I’ve been using Web Curator Tool (WCT) to curate the JISC website collection at UKWA since 2008. I’ve long been aware that the system offered me the opportunity to record a lot of metadata, in tabs called General, Annotations, Groups and Access. It’s a mix of technical metadata (about the gather / website) and descriptive metadata. It’s mainly of value to the curator who wants to keep track of what they’re doing with the website gathering; but WCT also allows us to create some descriptive metadata for exposure. At the bare minimum, we’re required to use Groups; despite its name, this component is actually a simple subject classification scheme, allowing me to tag all my websites with “Higher Education” for example. Once stored in the WCT database and rendered through Wayback Machine, this subject selection translates into this useful view of the collection.
Recently the British Library team approached all the users of the shared WCT tool. It seems that the curators involved in UKWA have been using these metadata fields slightly differently and the BL team have initiated a project to move towards more consistency. The project will involve deciding on definitive interpretations of how to use these fields, followed by a process of cleaning up legacy data stored in the system. Some of it is potentially useful, some of it not so useful; some is legacy from the earlier PANDAS phase of the project, mostly not needed, or entered into the wrong field.
As noted, a lot of this metadata is mainly to do with selection and evaluation decisions, curation information such as changes in status of the site, and as such it’s never been exposed anywhere except within WCT. However, one descriptive field will eventually end up exposed on the UKWA live site, and provide us cataloguer types an opportunity to describe the resources in more detail. It will appear on the Title Entry Page (TEP) for each instance.
I welcome any move towards exposing more descriptive metadata on the UKWA public site. I have always taken the view that the phrase which currently appears alongside a Title “The live site may provide more information” is not really very helpful in the context of a web archive, for three reasons. (1) we don’t want our users clicking away from UKWA; (2) the link to the live site may be dead by now, and; (3) as archivists and curators, I feel strongly that we are the ones who should be providing that “more information” in the shape of a catalogue description of some kind.

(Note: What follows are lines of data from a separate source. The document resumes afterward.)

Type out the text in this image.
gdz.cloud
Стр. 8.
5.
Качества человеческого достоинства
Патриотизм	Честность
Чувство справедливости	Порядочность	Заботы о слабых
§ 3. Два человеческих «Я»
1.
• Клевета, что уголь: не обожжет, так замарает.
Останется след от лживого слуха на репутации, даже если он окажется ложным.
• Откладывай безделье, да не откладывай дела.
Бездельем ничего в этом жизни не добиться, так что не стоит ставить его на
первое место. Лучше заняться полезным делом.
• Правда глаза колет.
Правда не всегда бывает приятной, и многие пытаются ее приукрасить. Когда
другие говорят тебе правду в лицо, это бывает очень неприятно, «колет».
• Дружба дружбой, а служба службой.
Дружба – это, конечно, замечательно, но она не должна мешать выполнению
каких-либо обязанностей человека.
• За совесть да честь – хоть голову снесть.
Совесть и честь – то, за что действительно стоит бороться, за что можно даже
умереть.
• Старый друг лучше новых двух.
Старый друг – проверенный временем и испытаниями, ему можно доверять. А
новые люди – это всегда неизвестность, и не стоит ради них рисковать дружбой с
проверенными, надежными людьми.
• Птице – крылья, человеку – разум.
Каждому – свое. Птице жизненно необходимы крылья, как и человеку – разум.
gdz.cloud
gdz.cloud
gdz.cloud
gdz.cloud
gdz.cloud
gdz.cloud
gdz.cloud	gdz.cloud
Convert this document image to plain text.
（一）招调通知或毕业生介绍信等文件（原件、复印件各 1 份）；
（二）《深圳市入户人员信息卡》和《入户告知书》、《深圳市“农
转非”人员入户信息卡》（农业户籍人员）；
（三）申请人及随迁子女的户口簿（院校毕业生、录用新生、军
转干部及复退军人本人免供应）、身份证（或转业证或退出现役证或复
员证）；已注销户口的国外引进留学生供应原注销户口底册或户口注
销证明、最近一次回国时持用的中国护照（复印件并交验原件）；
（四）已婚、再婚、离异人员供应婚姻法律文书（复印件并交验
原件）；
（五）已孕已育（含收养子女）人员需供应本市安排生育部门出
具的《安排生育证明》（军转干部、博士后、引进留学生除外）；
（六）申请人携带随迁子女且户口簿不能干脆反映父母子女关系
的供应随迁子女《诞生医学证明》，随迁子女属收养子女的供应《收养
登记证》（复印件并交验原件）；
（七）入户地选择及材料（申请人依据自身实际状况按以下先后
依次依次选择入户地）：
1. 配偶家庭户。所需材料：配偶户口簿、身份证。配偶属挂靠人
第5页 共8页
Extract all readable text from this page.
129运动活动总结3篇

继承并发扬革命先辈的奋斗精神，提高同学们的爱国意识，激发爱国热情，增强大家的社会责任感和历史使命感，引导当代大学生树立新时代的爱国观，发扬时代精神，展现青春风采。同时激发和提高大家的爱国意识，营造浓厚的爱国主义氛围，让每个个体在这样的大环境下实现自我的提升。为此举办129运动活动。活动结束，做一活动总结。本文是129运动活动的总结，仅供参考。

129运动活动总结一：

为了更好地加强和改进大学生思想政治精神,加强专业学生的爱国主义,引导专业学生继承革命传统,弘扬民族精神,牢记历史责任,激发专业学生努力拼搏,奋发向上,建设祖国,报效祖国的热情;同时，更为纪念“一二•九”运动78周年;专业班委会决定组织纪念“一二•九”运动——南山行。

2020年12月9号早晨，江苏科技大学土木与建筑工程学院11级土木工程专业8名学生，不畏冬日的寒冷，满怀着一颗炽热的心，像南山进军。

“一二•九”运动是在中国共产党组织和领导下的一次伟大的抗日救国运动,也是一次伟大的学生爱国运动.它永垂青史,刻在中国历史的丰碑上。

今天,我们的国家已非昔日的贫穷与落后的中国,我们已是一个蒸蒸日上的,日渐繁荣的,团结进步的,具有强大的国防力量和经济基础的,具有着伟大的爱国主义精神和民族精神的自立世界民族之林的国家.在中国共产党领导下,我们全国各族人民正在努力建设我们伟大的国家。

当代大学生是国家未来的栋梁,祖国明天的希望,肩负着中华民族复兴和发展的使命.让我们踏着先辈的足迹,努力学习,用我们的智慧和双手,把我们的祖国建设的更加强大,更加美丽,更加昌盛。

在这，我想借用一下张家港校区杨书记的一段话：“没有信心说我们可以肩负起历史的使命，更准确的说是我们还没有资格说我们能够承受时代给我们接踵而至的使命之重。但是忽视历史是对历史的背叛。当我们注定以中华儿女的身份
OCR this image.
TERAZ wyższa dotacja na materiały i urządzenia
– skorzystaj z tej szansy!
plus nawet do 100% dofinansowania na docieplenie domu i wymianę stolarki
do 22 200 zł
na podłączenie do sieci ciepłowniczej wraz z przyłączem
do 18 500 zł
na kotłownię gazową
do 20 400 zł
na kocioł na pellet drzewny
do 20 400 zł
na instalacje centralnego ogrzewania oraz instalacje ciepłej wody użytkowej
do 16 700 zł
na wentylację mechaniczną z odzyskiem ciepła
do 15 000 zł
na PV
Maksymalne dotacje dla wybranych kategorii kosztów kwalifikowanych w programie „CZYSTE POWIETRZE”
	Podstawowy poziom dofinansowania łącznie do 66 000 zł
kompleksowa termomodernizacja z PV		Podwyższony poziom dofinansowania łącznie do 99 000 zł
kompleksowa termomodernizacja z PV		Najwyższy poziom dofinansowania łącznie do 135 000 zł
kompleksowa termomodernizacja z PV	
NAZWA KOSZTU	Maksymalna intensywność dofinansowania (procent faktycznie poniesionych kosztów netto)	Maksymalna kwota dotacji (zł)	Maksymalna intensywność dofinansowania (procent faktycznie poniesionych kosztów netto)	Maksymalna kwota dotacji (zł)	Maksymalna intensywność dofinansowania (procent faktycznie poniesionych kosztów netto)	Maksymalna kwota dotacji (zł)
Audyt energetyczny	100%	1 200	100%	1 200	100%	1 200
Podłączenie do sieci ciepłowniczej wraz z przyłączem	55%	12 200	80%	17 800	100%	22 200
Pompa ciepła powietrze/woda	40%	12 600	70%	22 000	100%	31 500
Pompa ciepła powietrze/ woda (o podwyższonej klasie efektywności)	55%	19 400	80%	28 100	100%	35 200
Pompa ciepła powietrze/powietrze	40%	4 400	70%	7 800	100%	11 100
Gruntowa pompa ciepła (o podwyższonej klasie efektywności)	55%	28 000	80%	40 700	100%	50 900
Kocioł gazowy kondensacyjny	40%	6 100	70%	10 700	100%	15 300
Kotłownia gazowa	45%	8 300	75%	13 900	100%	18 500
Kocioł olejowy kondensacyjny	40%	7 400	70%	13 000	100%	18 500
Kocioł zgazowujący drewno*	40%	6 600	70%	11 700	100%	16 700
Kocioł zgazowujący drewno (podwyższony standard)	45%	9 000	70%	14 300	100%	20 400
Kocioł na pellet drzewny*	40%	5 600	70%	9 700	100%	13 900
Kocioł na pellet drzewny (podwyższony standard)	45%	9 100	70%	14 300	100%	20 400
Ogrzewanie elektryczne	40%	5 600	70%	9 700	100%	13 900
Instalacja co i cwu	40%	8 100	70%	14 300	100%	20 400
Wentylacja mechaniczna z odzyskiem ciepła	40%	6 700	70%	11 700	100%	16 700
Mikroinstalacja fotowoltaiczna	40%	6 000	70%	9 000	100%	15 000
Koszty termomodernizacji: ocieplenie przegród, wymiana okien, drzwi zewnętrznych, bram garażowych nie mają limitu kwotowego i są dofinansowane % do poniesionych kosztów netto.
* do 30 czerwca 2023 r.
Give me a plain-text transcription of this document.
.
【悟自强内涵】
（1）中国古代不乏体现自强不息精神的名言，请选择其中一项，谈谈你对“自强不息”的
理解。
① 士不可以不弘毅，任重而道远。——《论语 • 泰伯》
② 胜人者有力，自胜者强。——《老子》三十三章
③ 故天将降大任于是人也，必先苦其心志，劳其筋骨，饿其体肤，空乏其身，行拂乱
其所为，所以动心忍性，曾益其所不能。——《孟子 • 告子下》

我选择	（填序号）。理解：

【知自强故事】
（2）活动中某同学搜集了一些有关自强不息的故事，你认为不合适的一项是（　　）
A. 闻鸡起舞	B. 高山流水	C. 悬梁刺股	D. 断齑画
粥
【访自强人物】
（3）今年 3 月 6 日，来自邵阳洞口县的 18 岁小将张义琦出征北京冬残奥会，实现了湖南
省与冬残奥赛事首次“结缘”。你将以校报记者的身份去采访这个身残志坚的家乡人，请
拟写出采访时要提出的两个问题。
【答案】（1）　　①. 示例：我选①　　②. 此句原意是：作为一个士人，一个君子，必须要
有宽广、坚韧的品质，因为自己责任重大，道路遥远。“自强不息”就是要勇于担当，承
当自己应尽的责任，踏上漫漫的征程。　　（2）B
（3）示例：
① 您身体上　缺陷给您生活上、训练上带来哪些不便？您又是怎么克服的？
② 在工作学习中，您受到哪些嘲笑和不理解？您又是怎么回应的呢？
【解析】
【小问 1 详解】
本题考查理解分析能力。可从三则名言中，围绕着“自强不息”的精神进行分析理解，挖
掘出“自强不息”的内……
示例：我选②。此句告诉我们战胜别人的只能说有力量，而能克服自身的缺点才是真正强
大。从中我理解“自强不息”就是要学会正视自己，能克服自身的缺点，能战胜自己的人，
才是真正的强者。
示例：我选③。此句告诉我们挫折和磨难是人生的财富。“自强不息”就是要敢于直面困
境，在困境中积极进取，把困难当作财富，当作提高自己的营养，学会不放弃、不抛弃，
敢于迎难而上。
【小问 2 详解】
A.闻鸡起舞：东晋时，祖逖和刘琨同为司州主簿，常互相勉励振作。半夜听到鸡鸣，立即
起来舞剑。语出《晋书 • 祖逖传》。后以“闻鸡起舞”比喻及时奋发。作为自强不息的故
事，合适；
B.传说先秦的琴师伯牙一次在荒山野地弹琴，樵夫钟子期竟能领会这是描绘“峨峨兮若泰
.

The JISC project sites, as a collection, have high evidentiary value as stages in development of very specific tools, services and activities that benefit the UK Higher Education community. The sites by themselves don’t always explain their history or intentions; I would argue that a lot of rich contextual detail about the reasons these sites existed (the JISC programme under which they were developed, the dates, the staff involved, the themes, the outputs) would help interpret the collection to the users and make it more intelligible.